Monsieur le président, monsieur le secrétaire d’État, monsieur le président de la commission mixte paritaire, monsieur le rapporteur, mes chers collègues, à l’issue de notre débat et à la lecture du texte issu de la CMP, nous sommes déçus, et à plus d’un titre.
Le premier, qui a été rappelé, est d’ordre procédural : sur un thème aussi important que l’orientation et la formation tout au long de la vie, nous désapprouvons vivement l’engagement de la procédure d’urgence, qui restreint considérablement les débats, tant en commission qu’en séance.
De plus, le projet de loi, tel qu’il émane des travaux des deux assemblées et de la CMP, vise à nos yeux deux objectifs majeurs : la transposition de l’ANI de janvier 2009 et le désengagement de l’État.
Si l’accord national interprofessionnel a été adopté à l’unanimité, sa conclusion – faut-il le rappeler ? – n’a été possible qu’au prix d’une négociation presque forcée et sur la base d’une feuille de route imposée par le Gouvernement. En dépit des conditions de la négociation, les partenaires sociaux avaient élaboré un texte de compromis, à charge pour le législateur de l’amplifier – nous vous l’avions proposé.

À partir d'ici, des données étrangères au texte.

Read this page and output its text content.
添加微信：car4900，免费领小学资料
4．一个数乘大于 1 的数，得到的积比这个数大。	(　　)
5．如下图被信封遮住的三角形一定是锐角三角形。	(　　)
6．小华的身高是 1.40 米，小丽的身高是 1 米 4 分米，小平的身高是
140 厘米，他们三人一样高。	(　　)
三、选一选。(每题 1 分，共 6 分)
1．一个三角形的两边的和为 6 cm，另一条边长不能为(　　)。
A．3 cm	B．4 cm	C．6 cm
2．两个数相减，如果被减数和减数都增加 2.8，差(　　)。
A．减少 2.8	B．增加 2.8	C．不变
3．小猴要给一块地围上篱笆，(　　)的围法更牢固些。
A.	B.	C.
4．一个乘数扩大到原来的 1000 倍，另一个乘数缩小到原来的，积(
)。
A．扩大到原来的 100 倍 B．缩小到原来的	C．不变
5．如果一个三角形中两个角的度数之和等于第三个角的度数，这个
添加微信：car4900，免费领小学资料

Certes, des avancées, dont vous avez fait la liste, monsieur le secrétaire d’État, ont été concédées par le Gouvernement : c’est pourquoi nous acceptons bien volontiers, nous aussi, de reconnaître la qualité du travail fourni. C’est peu dire toutefois que nous sommes déçus de ne pas avoir eu à discuter d’un texte plus ambitieux. Dans un contexte de crise et de complexification du marché du travail, ce projet aurait dû permettre une véritable sécurisation des parcours professionnels. Du reste, votre venue au Havre vous a permis de mesurer, notamment à travers la question de Sandouville, combien nous avons besoin non seulement de sécuriser les parcours mais également de les diversifier. Or nous sommes, avec ce texte, bien loin des fanfaronnades et des discours d’affichage du Président de la République sur le sujet.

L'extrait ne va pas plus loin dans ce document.